The leaves of the amaryllis play an important role in generating food for its storage organ, its bulb. So, once the flowers have faded, the plant needs time to rebuild its energy.
Cutting the flower stalk at the top of the bulb after it turns yellow expedites this process. It ensures that the plant does not spend its energy developing seeds.
With the flowers removed, your job is to help the plant grow leaves. These tall, thick and glossy leaves make the amaryllis an attractive houseplant even without flowers.

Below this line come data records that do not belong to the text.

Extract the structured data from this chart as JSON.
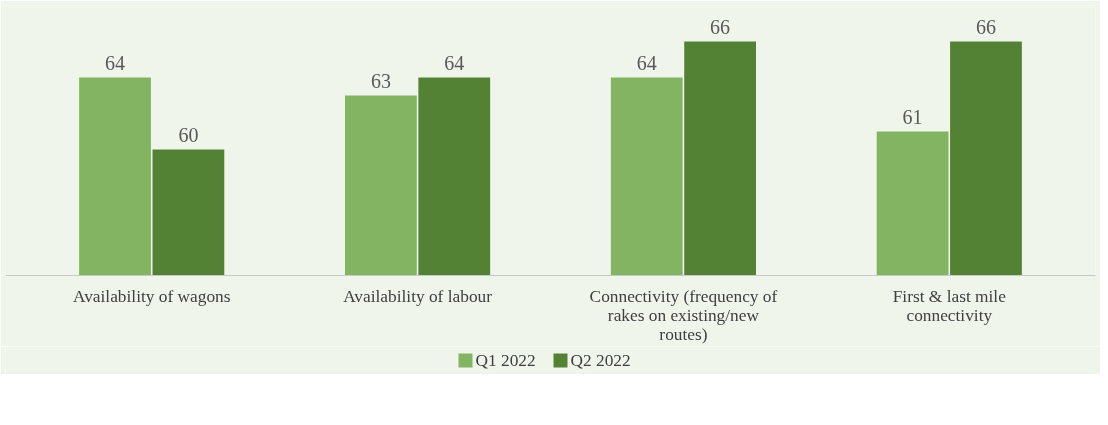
{
  "chart_data": {
    "type": "bar",
    "categories": [
      "Availability of wagons",
      "Availability of labour",
      "Connectivity (frequency of rakes on existing/new routes)",
      "First & last mile connectivity"
    ],
    "series": [
      {
        "name": "Q1 2022",
        "color": "#82b462",
        "values": [
          64,
          63,
          64,
          61
        ]
      },
      {
        "name": "Q2 2022",
        "color": "#548235",
        "values": [
          60,
          64,
          66,
          66
        ]
      }
    ],
    "ylim": [
      53,
      68
    ],
    "tick_labels": "x",
    "data_labels": true,
    "legend": "bottom",
    "grid": false
  }
}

First, ensure that your pot has a drainage hole. You may need to repot the plant if it does not.
Place the potted bulb indoors in a sunny location that gets at least four hours of sunlight daily. A window with southern exposure is ideal.
When the top inch of soil is dry, water to keep the soil slightly moist, taking care not to wet the crown. In addition, you will need to fertilize your plant twice a month with a general-purpose indoor plant fertilizer.
In the spring after the danger of frost has passed, move your amaryllis outside, taking time to slowly acclimate it to a location in full sun. Start by placing the bulb in a shady spot, gradually increasing its exposure to more sunlight each day for a week. Continue to water and fertilize.
Next—and this is critical to reblooming—give your amaryllis a period of dormancy. To do this, you will need to stop watering and feeding it in late summer. Once the leaves have withered and died, you can cut them off.
Move your potted amaryllis (or just the bare-root bulb) to a cool, dark location away from freezing temperatures for 8 to 10 weeks. Leave it until you are ready for another show.
To break its dormancy period, place in a sunny, indoor location and begin watering again to encourage your plant to repeat its growth cycle and bloom again.
Members of the Amaryllidacaea family are not only stunning but are widely used for their medicinal benefits. According to scientists, their leaves and bulb contain an alkaloid, a chemical known to exhibit antitumoral, antiviral, antiparasitic and other healing properties.
As a note of caution to pet owners, ingesting amaryllis leaves may cause your pet to have mild indigestion. Nibbling on the bulb may have more severe consequences.
This winter, why not save your amaryllis to rebloom next year? With little effort, you will get much reward.
Nadie VanZandt is a UVM Extension master gardener intern.